Callum Innes is one of the few artists working in abstraction to include watercolour as a major part of his practice. As with many painters, his explorations in this medium form a parallel body of work, an activity taken on as a kind of ‘break’ from his other painting, with different circumstances, conditions and intentions.
Innes has been making watercolours for more than 25 years. He began to explore the medium when he was asked to do a show at the Kunsthaus, in Zurich. He says: "I blithely said yes to an exhibition without ever having made a watercolour before. It caused a lot of stress at the time, but I gradually developed a way of working with paper and pigment. I am still making watercolours, although they have changed over the years, and now I realise that they inform the oil paintings more and more. When you place two pigments together, either opposite or complementary, and then dissolve them in water you achieve a completely new colour which only reveals itself on the paper. I am often surprised and disappointed in the same hour.
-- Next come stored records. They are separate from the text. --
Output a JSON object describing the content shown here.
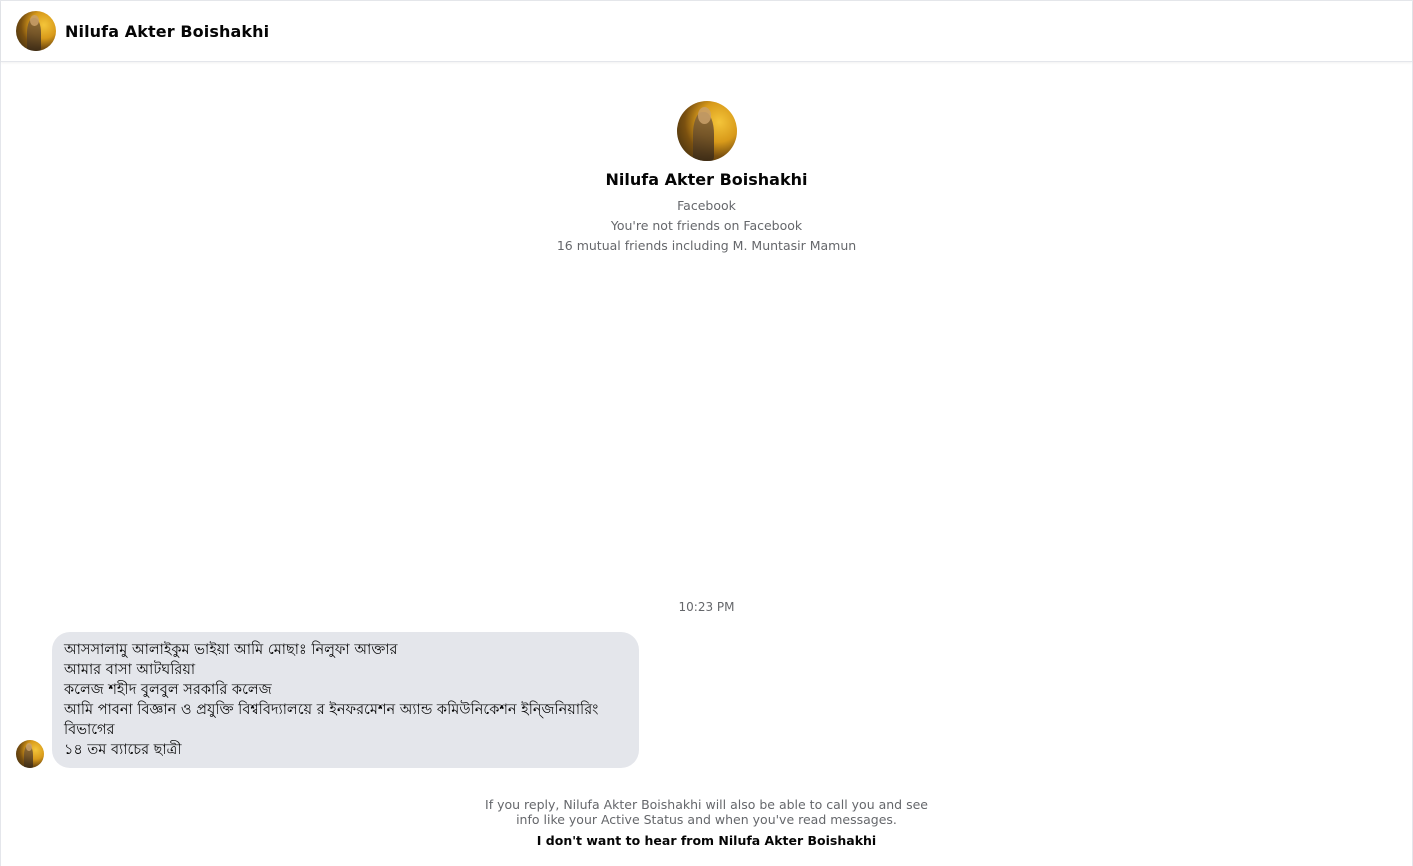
{
  "header": {
    "name": "Nilufa Akter Boishakhi",
    "avatar_icon": "profile-photo-avatar"
  },
  "profile": {
    "name": "Nilufa Akter Boishakhi",
    "platform": "Facebook",
    "friend_status": "You're not friends on Facebook",
    "mutual_friends": "16 mutual friends including M. Muntasir Mamun"
  },
  "conversation": {
    "timestamp": "10:23 PM",
    "message_lines": [
      "আসসালামু আলাইকুম ভাইয়া আমি মোছাঃ নিলুফা আক্তার",
      "আমার বাসা আটঘরিয়া",
      "কলেজ শহীদ বুলবুল সরকারি কলেজ",
      "আমি পাবনা বিজ্ঞান ও প্রযুক্তি বিশ্ববিদ্যালয়ে র  ইনফরমেশন অ্যান্ড কমিউনিকেশন ইন্জিনিয়ারিং",
      "বিভাগের",
      "১৪ তম ব্যাচের ছাত্রী"
    ]
  },
  "footer": {
    "note": "If you reply, Nilufa Akter Boishakhi will also be able to call you and see info like your Active Status and when you've read messages.",
    "ignore_link": "I don't want to hear from Nilufa Akter Boishakhi"
  },
  "colors": {
    "bubble_bg": "#e4e6eb",
    "secondary_text": "#65676b",
    "primary_text": "#050505"
  }
}
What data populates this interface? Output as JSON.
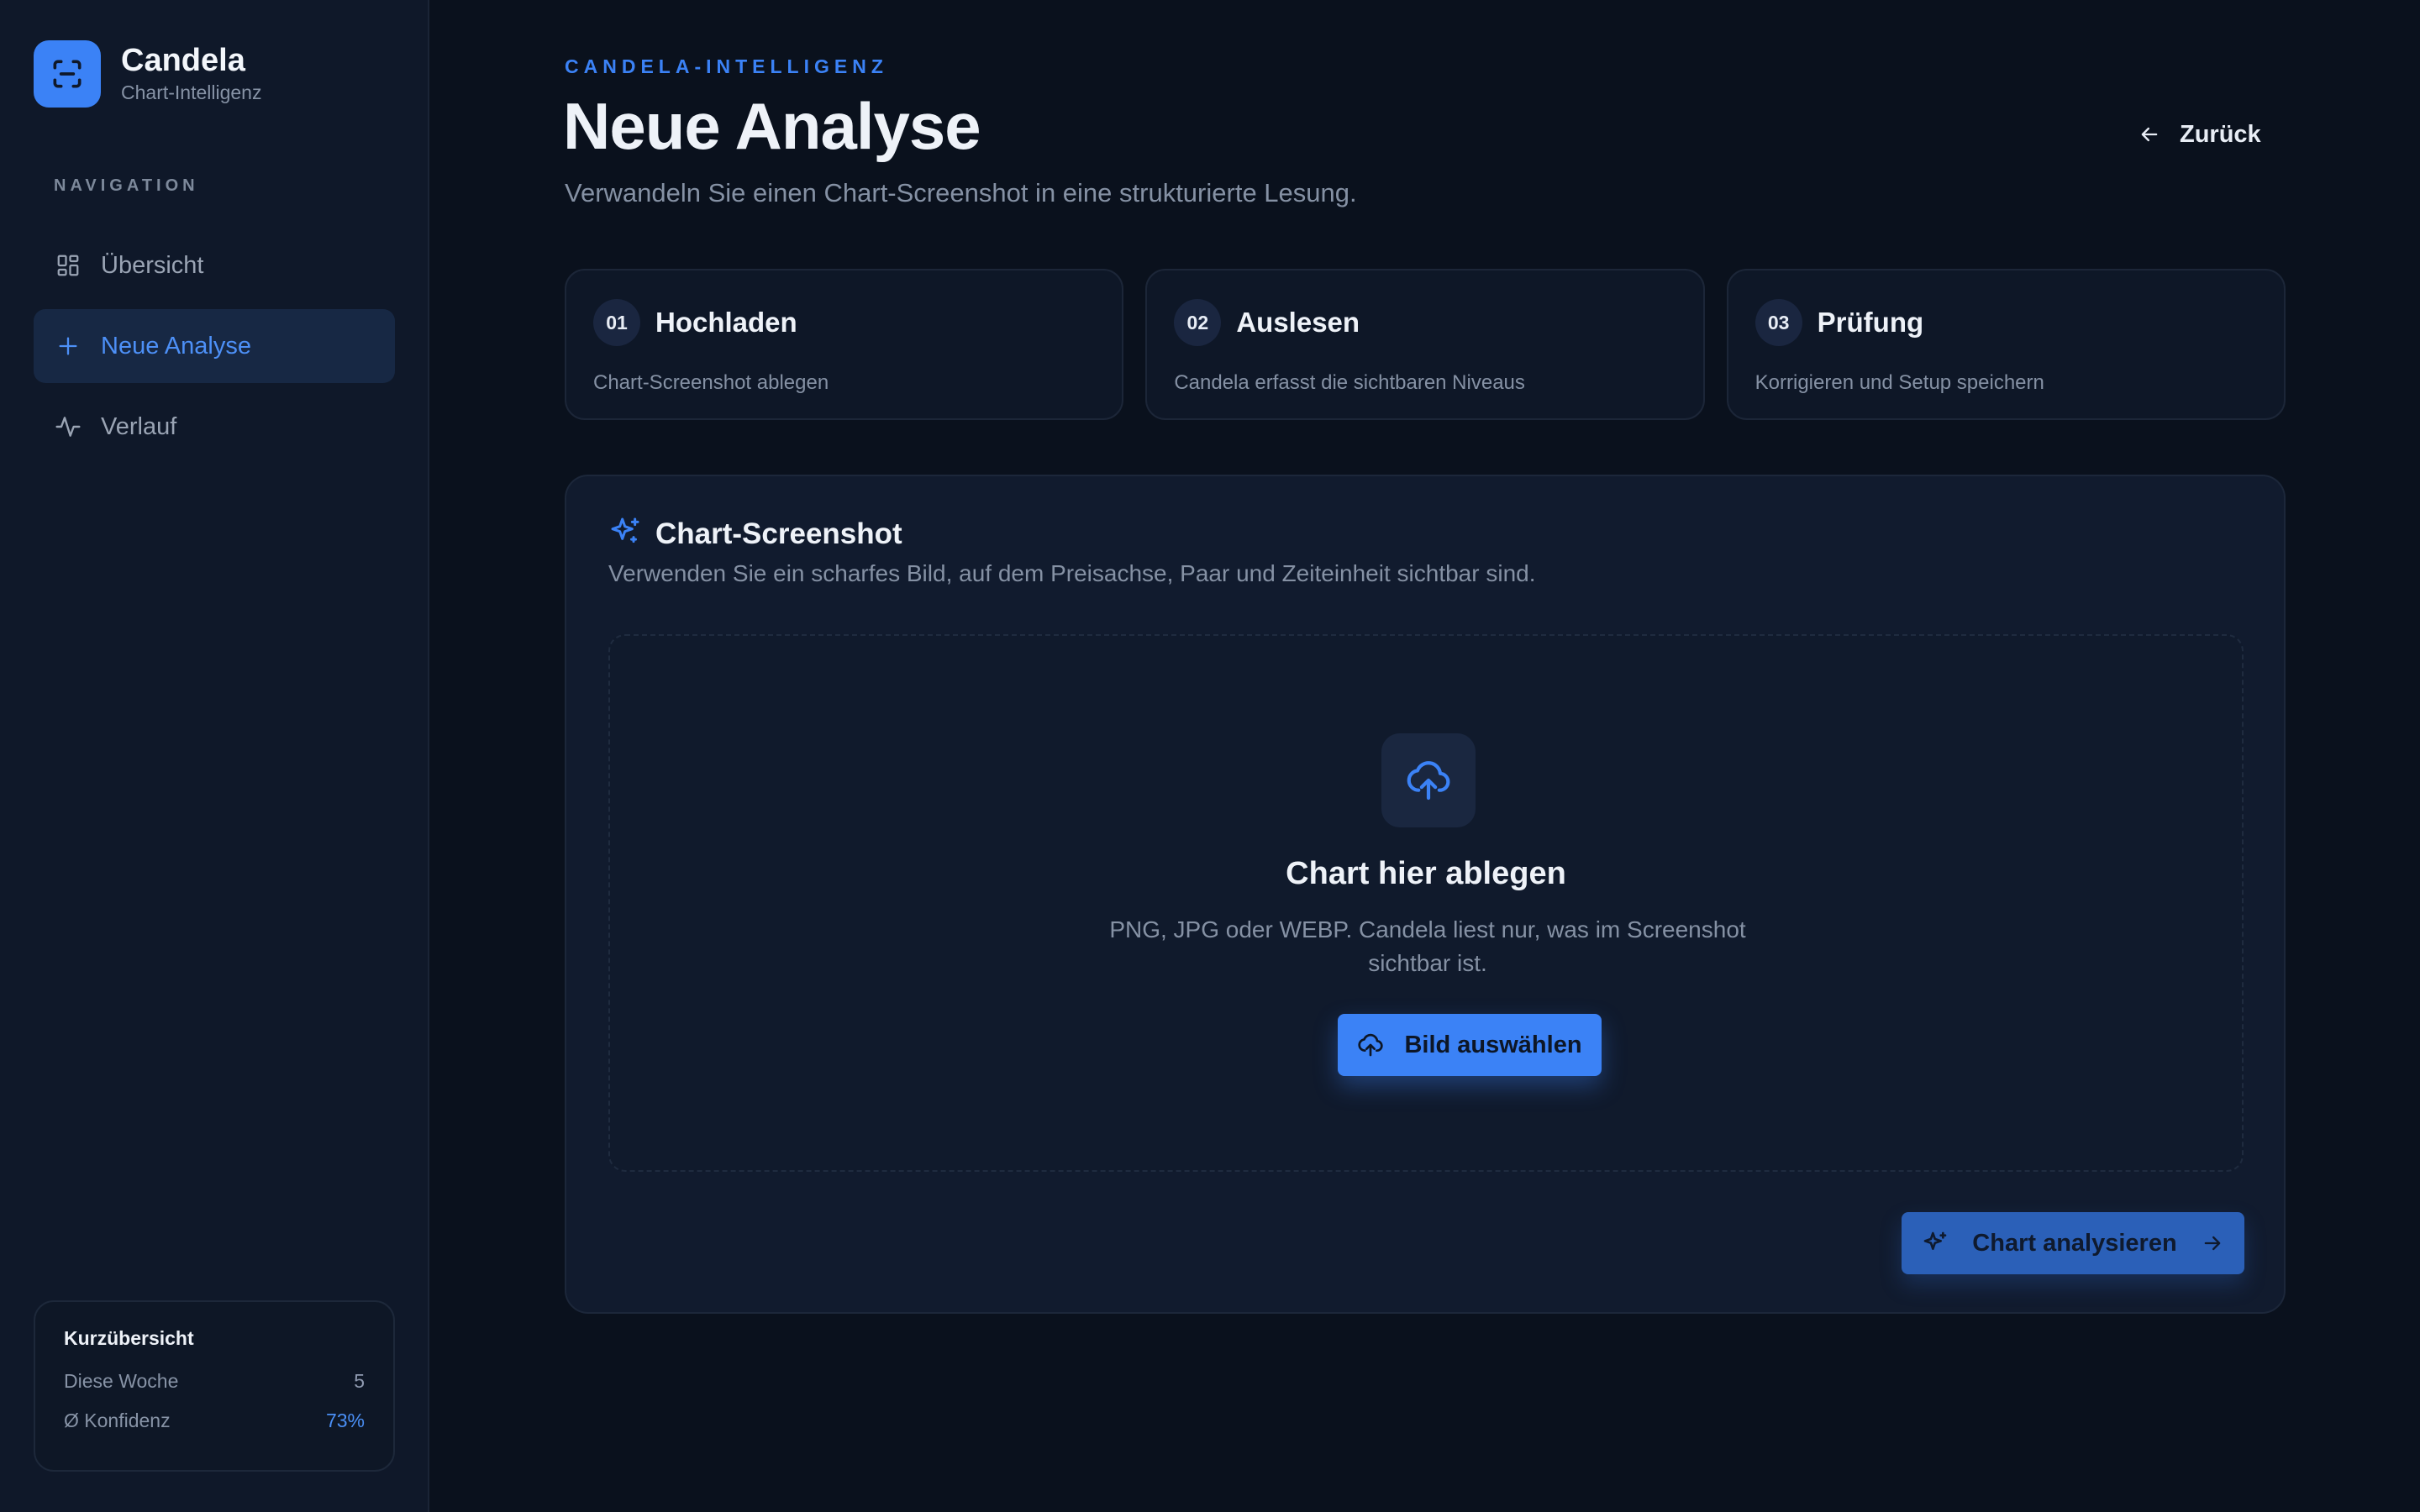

"It has been a couple of years since I last spent time with watercolours. When lockdown occurred, in March 2020, I was setting up a new studio, overlooking a fjord in Oslo. It was unfamiliar, and I had no reference to earlier works as I do in Edinburgh. I started to work on a new watercolour series, focusing on them for a week at a time, always starting the day with a black and white one, just to get my hand in … the black and white ones are the most elusive.
"This new body of 50 watercolours feels stronger and more luminous than previous ones. I have kept them sequential in the book, to show how each work informs the next and so on."